O feirante conta ter observado uma diminuição do movimento na hora da xepa em todas as feiras de que participa, mas a maior queda foi aos sábados, dia em que vende seus produtos no bairro AE Carvalho (zona leste da capital). "É uma região de classe média baixa, onde as pessoas têm menos condições financeiras. O tomate, por exemplo, mesmo na xepa, não dá para ser vendido por menos de R$ 12 [o quilo], porque a caixa custa mais de R$ 200", explica.

A cenoura e o tomate, usados como exemplo por Mariano, tiveram aumento de mais de 100% em 12 meses, calculado até abril. Eles são dois dos produtos que puxaram a inflação, que subiu 1,73% no mês passado, conforme prévia divulgada pelo IBGE (Instituto Brasileiro de Geografia e Estatística) no último dia 27. Trata-se da maior variação desde 1995 e da maior disparada mensal do IPCA-15 (Índice Nacional de Preços ao Consumidor Amplo – 15) desde fevereiro de 2003 (+2,19%), o que faz o indicador acumular um avanço de 4,31% neste ano, e de 12,03%, nos últimos 12 meses.

Rosivaldo Araújo Oliveira, que também tem uma barraca na feira da Bela Vista, diz que o preço dos produtos dobrou do início do ano para cá. Ele vende alfaces, que custavam R$ 3 em janeiro, e hoje saem por R$ 6 no início da manhã. Perto do horário do encerramento, o pé de alface pode ficar R$ 1 ou R$ 2 mais barato. "Mas não vale a pena para o cliente, porque a qualidade da mercadoria é inferior à daquela que ele encontra cedo. Se fosse um desconto maior, compensaria, mas a gente não consegue baixar muito o preço."

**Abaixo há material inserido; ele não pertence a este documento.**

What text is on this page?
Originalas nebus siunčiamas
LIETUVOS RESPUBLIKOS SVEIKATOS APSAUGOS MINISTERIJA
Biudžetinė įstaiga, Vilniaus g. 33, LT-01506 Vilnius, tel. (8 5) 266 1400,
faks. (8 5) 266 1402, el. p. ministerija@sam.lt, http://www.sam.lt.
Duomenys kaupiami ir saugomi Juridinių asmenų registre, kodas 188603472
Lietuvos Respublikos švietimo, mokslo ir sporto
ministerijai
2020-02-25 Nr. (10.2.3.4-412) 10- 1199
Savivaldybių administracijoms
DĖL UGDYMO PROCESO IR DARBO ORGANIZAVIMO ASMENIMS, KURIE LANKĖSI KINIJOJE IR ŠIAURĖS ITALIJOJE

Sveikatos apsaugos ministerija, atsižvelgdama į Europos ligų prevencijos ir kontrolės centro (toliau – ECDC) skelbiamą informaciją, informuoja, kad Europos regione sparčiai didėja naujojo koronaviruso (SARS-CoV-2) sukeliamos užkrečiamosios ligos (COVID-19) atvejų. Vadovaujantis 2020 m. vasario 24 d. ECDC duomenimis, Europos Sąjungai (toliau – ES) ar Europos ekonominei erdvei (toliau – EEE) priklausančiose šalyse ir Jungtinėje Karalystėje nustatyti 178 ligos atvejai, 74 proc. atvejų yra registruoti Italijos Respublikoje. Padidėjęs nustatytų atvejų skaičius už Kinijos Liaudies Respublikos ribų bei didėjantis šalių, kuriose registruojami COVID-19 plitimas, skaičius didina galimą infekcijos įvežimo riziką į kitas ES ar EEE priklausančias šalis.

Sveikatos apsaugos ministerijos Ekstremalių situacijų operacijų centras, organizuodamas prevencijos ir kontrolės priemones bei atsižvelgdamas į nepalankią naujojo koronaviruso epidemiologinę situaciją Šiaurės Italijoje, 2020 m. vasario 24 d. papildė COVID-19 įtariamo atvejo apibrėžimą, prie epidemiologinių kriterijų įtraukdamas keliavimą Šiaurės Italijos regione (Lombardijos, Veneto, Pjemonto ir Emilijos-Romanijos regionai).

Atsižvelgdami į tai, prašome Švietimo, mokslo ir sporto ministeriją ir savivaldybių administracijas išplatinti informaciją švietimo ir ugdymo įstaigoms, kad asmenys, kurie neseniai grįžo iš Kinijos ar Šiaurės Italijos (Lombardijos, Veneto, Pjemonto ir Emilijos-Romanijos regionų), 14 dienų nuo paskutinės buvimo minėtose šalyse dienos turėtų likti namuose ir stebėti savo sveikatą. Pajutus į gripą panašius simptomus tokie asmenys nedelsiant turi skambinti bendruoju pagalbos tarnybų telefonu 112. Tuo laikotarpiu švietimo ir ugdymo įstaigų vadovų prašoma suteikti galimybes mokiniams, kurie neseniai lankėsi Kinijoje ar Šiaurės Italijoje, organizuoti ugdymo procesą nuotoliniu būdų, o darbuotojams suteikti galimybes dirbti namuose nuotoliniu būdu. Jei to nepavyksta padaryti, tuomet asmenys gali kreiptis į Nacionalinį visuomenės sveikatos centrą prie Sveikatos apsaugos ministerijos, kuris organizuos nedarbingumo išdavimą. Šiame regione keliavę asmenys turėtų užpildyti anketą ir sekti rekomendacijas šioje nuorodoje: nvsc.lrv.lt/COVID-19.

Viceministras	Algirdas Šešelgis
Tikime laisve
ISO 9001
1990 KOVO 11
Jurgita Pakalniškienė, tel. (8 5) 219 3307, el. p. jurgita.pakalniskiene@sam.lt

A cuidadora Rose Odete de Oliveira conta que costuma ir à feira mais tarde, mas que o fator econômico não é relevante nessa decisão. "Acho que vir cedo ou tarde não tem nada a ver, os preços não mudam muito mais, não. Continuo vindo à feira por causa da qualidade dos produtos", comenta.

Paulo dos Santos Vieira vende frutas em diversas feiras na cidade de São Paulo

Paulo dos Santos Vieira vende frutas em diversas feiras na cidade de São Paulo

MARIANA BOTTA / R7 - 05/05/2022

Ao contrário dos colegas, Paulo dos Santos Vieira, que é feirante há 30 anos, afirma que a xepa é sempre válida, "mas vir à feira mais cedo é garantia de levar pra casa um produto de melhor qualidade. Se a pessoa vier na hora da xepa, vai até pegar um preço um pouco melhor, mas um produto que não está tão bom".

Vieira conta que uma das frutas mais afetadas pela inflação foi a manga. Hoje, uma caixa com 35 mangas custa R$ 70 para o comerciante. "No início da feira, vendo três mangas por R$ 10, e na xepa, dá pra fazer 4 por R$ 10. Tem uma vantagem, a pessoa leva uma fruta a mais, mas não é aquela manga grande e bonita, como as que tem de manhã".

Ivonete de Souza Andrade, que trabalha em feiras desde 2002, diz que comprar na xepa pode ser vantajoso para alguns clientes. "É uma boa oportunidade para as famílias que têm bastante gente, que vão consumir rapidamente os alimentos ou vão congelar", explica. 

Terezinha Quirino e a feirante Ivonete de Souza Andrade se conhecem há 20 anos

Terezinha Quirino e a feirante Ivonete de Souza Andrade se conhecem há 20 anos

MARIANA BOTTA / R7 - 05/05/2022

Para a trabalhadora doméstica Terezinha Quirino, cliente de Ivonete há 20 anos, vale a pena pagar um pouco mais. "Prefiro pela qualidade, porque a diferença de preço não é grande."

Segundo Ivonete, como a família de Terezinha é pequena, os produtos da xepa não são os mais adequados, porque não duram muito. "O preço da xepa tem a ver com as condições da mercadoria – se estiver boa, vai ser mais cara; só vai ser barata se tiver algum machucadinho. A maior diferença de preço vai estar no produto que é mais difícil de vender", afirma.

No início da feira, a barraca de Ivonete tinha exposta a batata monalisa por R$ 5,80 o quilo. Na xepa, ela diz que nem vende esse produto por quilo: "Faço um pacotão de uns 2 ou 3 quilos por R$ 10, e deixo o cliente ciente de que ele precisa descascar tudo e congelar".